Sovrappensiero com’ero non mi ero accorta che Valentine si era avvicinato ed osserva la classifica da sopra la mia spalla. Sobbalzai e istintivamente afferrai la bacchetta.
Valentine, come al suo solito, sogghignò.
«Come mai non c’eri a lezione sabato?» chiese, per nulla intimidito, «che c’è non volevi vedermi? E io che pensavo fossimo amici...»
Valentine fece un passo in avanti. Sapevo che l’avrebbe fatto di nuovo. Mi avrebbe sfidato e avrei rifiutato.
«Perché non la lasci in pace?»
Mi girai verso Amy, con un misto di sorpresa e paura. Lo stava fissando stringendo i pugni. Sapeva bene che non poteva fare nulla, ma si era comunque schierata in mia difesa.
«Oh? E tu chi saresti? Per caso anche tu hai dei punti da spartire con me?» chiese Valentine spostando lo sguardo su di lei.
Prima che Amy potesse rispondere, mi spostai di lato, frapponendomi tra lei e Valentine.

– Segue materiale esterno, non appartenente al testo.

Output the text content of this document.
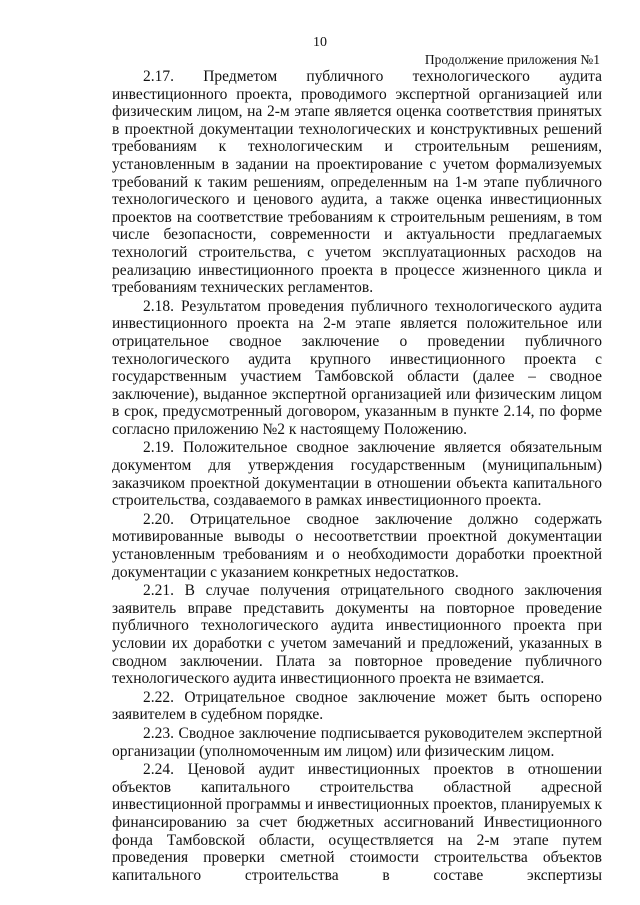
10
Продолжение приложения №1

2.17. Предметом публичного технологического аудита инвестиционного проекта, проводимого экспертной организацией или физическим лицом, на 2-м этапе является оценка соответствия принятых в проектной документации технологических и конструктивных решений требованиям к технологическим и строительным решениям, установленным в задании на проектирование с учетом формализуемых требований к таким решениям, определенным на 1-м этапе публичного технологического и ценового аудита, а также оценка инвестиционных проектов на соответствие требованиям к строительным решениям, в том числе безопасности, современности и актуальности предлагаемых технологий строительства, с учетом эксплуатационных расходов на реализацию инвестиционного проекта в процессе жизненного цикла и требованиям технических регламентов.

2.18. Результатом проведения публичного технологического аудита инвестиционного проекта на 2-м этапе является положительное или отрицательное сводное заключение о проведении публичного технологического аудита крупного инвестиционного проекта с государственным участием Тамбовской области (далее – сводное заключение), выданное экспертной организацией или физическим лицом в срок, предусмотренный договором, указанным в пункте 2.14, по форме согласно приложению №2 к настоящему Положению.

2.19. Положительное сводное заключение является обязательным документом для утверждения государственным (муниципальным) заказчиком проектной документации в отношении объекта капитального строительства, создаваемого в рамках инвестиционного проекта.

2.20. Отрицательное сводное заключение должно содержать мотивированные выводы о несоответствии проектной документации установленным требованиям и о необходимости доработки проектной документации с указанием конкретных недостатков.

2.21. В случае получения отрицательного сводного заключения заявитель вправе представить документы на повторное проведение публичного технологического аудита инвестиционного проекта при условии их доработки с учетом замечаний и предложений, указанных в сводном заключении. Плата за повторное проведение публичного технологического аудита инвестиционного проекта не взимается.

2.22. Отрицательное сводное заключение может быть оспорено заявителем в судебном порядке.

2.23. Сводное заключение подписывается руководителем экспертной организации (уполномоченным им лицом) или физическим лицом.

2.24. Ценовой аудит инвестиционных проектов в отношении объектов капитального строительства областной адресной инвестиционной программы и инвестиционных проектов, планируемых к финансированию за счет бюджетных ассигнований Инвестиционного фонда Тамбовской области, осуществляется на 2-м этапе путем проведения проверки сметной стоимости строительства объектов капитального строительства в составе экспертизы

«Non mettere in mezzo altre persone...»
Non potevo permettere che si accanisse anche su di lei. Sapevo che Amy voleva aiutarmi, ma non aveva senso che perdessimo punti entrambe.

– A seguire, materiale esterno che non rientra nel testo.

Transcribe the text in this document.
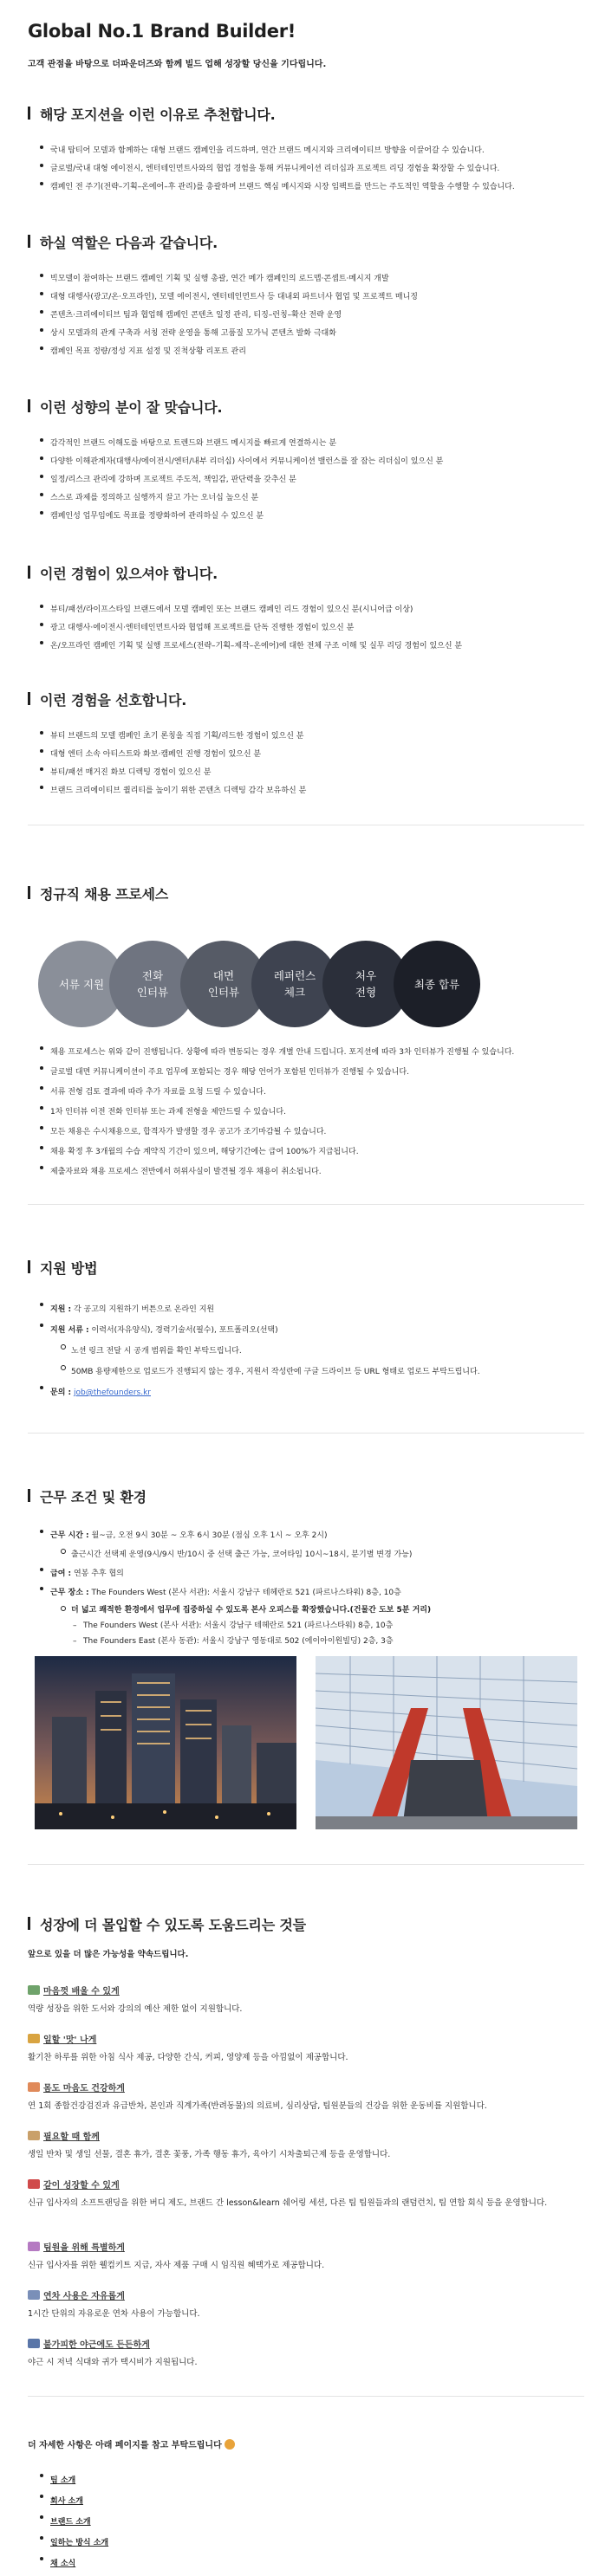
Global No.1 Brand Builder!
고객 관점을 바탕으로 더파운더즈와 함께 빌드 업해 성장할 당신을 기다립니다.
해당 포지션을 이런 이유로 추천합니다.
국내 탑티어 모델과 함께하는 대형 브랜드 캠페인을 리드하며, 연간 브랜드 메시지와 크리에이티브 방향을 이끌어갈 수 있습니다.
글로벌/국내 대형 에이전시, 엔터테인먼트사와의 협업 경험을 통해 커뮤니케이션 리더십과 프로젝트 리딩 경험을 확장할 수 있습니다.
캠페인 전 주기(전략–기획–온에어–후 관리)를 총괄하며 브랜드 핵심 메시지와 시장 임팩트를 만드는 주도적인 역할을 수행할 수 있습니다.
하실 역할은 다음과 같습니다.
빅모델이 참여하는 브랜드 캠페인 기획 및 실행 총괄, 연간 메가 캠페인의 로드맵·콘셉트·메시지 개발
대형 대행사(광고/온·오프라인), 모델 에이전시, 엔터테인먼트사 등 대내외 파트너사 협업 및 프로젝트 매니징
콘텐츠·크리에이티브 팀과 협업해 캠페인 콘텐츠 일정 관리, 티징–런칭–확산 전략 운영
상시 모델과의 관계 구축과 서칭 전략 운영을 통해 고품질 모가닉 콘텐츠 발화 극대화
캠페인 목표 정량/정성 지표 설정 및 진척상황 리포트 관리
이런 성향의 분이 잘 맞습니다.
감각적인 브랜드 이해도를 바탕으로 트렌드와 브랜드 메시지를 빠르게 연결하시는 분
다양한 이해관계자(대행사/에이전시/엔터/내부 리더십) 사이에서 커뮤니케이션 밸런스를 잘 잡는 리더십이 있으신 분
일정/리스크 관리에 강하며 프로젝트 주도적, 책임감, 판단력을 갖추신 분
스스로 과제를 정의하고 실행까지 끌고 가는 오너십 높으신 분
캠페인성 업무임에도 목표를 정량화하여 관리하실 수 있으신 분
이런 경험이 있으셔야 합니다.
뷰티/패션/라이프스타일 브랜드에서 모델 캠페인 또는 브랜드 캠페인 리드 경험이 있으신 분(시니어급 이상)
광고 대행사·에이전시·엔터테인먼트사와 협업해 프로젝트를 단독 진행한 경험이 있으신 분
온/오프라인 캠페인 기획 및 실행 프로세스(전략–기획–제작–온에어)에 대한 전체 구조 이해 및 실무 리딩 경험이 있으신 분
이런 경험을 선호합니다.
뷰티 브랜드의 모델 캠페인 초기 론칭을 직접 기획/리드한 경험이 있으신 분
대형 엔터 소속 아티스트와 화보·캠페인 진행 경험이 있으신 분
뷰티/패션 매거진 화보 디렉팅 경험이 있으신 분
브랜드 크리에이티브 퀄리티를 높이기 위한 콘텐츠 디렉팅 감각 보유하신 분
정규직 채용 프로세스
서류 지원
전화
인터뷰
대면
인터뷰
레퍼런스
체크
처우
전형
최종 합류
채용 프로세스는 위와 같이 진행됩니다. 상황에 따라 변동되는 경우 개별 안내 드립니다. 포지션에 따라 3차 인터뷰가 진행될 수 있습니다.
글로벌 대면 커뮤니케이션이 주요 업무에 포함되는 경우 해당 언어가 포함된 인터뷰가 진행될 수 있습니다.
서류 전형 검토 결과에 따라 추가 자료를 요청 드릴 수 있습니다.
1차 인터뷰 이전 전화 인터뷰 또는 과제 전형을 제안드릴 수 있습니다.
모든 채용은 수시채용으로, 합격자가 발생할 경우 공고가 조기마감될 수 있습니다.
채용 확정 후 3개월의 수습 계약직 기간이 있으며, 해당기간에는 급여 100%가 지급됩니다.
제출자료와 채용 프로세스 전반에서 허위사실이 발견될 경우 채용이 취소됩니다.
지원 방법
지원 : 각 공고의 지원하기 버튼으로 온라인 지원
지원 서류 : 이력서(자유양식), 경력기술서(필수), 포트폴리오(선택)
노션 링크 전달 시 공개 범위를 확인 부탁드립니다.
50MB 용량제한으로 업로드가 진행되지 않는 경우, 지원서 작성란에 구글 드라이브 등 URL 형태로 업로드 부탁드립니다.
문의 : job@thefounders.kr
근무 조건 및 환경
근무 시간 : 월~금, 오전 9시 30분 ~ 오후 6시 30분 (점심 오후 1시 ~ 오후 2시)
출근시간 선택제 운영(9시/9시 반/10시 중 선택 출근 가능, 코어타임 10시~18시, 분기별 변경 가능)
급여 : 연봉 추후 협의
근무 장소 : The Founders West (본사 서관): 서울시 강남구 테헤란로 521 (파르나스타워) 8층, 10층
더 넓고 쾌적한 환경에서 업무에 집중하실 수 있도록 본사 오피스를 확장했습니다.(건물간 도보 5분 거리)
– The Founders West (본사 서관): 서울시 강남구 테헤란로 521 (파르나스타워) 8층, 10층
– The Founders East (본사 동관): 서울시 강남구 영동대로 502 (에이아이원빌딩) 2층, 3층
성장에 더 몰입할 수 있도록 도움드리는 것들
앞으로 있을 더 많은 가능성을 약속드립니다.
마음껏 배울 수 있게
역량 성장을 위한 도서와 강의의 예산 제한 없이 지원합니다.
일할 '맛' 나게
활기찬 하루를 위한 아침 식사 제공, 다양한 간식, 커피, 영양제 등을 아낌없이 제공합니다.
몸도 마음도 건강하게
연 1회 종합건강검진과 유급반차, 본인과 직계가족(반려동물)의 의료비, 심리상담, 팀원분들의 건강을 위한 운동비를 지원합니다.
필요할 때 함께
생일 반차 및 생일 선물, 결혼 휴가, 결혼 꽃풍, 가족 행동 휴가, 육아기 시차출퇴근제 등을 운영합니다.
같이 성장할 수 있게
신규 입사자의 소프트랜딩을 위한 버디 제도, 브랜드 간 lesson&learn 쉐어링 세션, 다른 팀 팀원들과의 랜덤런치, 팀 연합 회식 등을 운영합니다.
팀원을 위해 특별하게
신규 입사자를 위한 웰컴키트 지급, 자사 제품 구매 시 임직원 혜택가로 제공합니다.
연차 사용은 자유롭게
1시간 단위의 자유로운 연차 사용이 가능합니다.
불가피한 야근에도 든든하게
야근 시 저녁 식대와 귀가 택시비가 지원됩니다.
더 자세한 사항은 아래 페이지를 참고 부탁드립니다
팀 소개
회사 소개
브랜드 소개
일하는 방식 소개
채 소식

«Veramente è lei ad essersi intromessa. Ma va bene, non la metterò in mezzo… Basta che tu accetti la mia sfida!»
“Bastardo…”
Esitai. Le vittorie di ieri mi avevano ridato un po’ di confidenza. Ripensai a ciò che Sophia mi aveva detto il giorno prima.
Possibile che non avessi veramente capito quale fosse il potere di Valentine? E se fosse più debole di quel che pensassi?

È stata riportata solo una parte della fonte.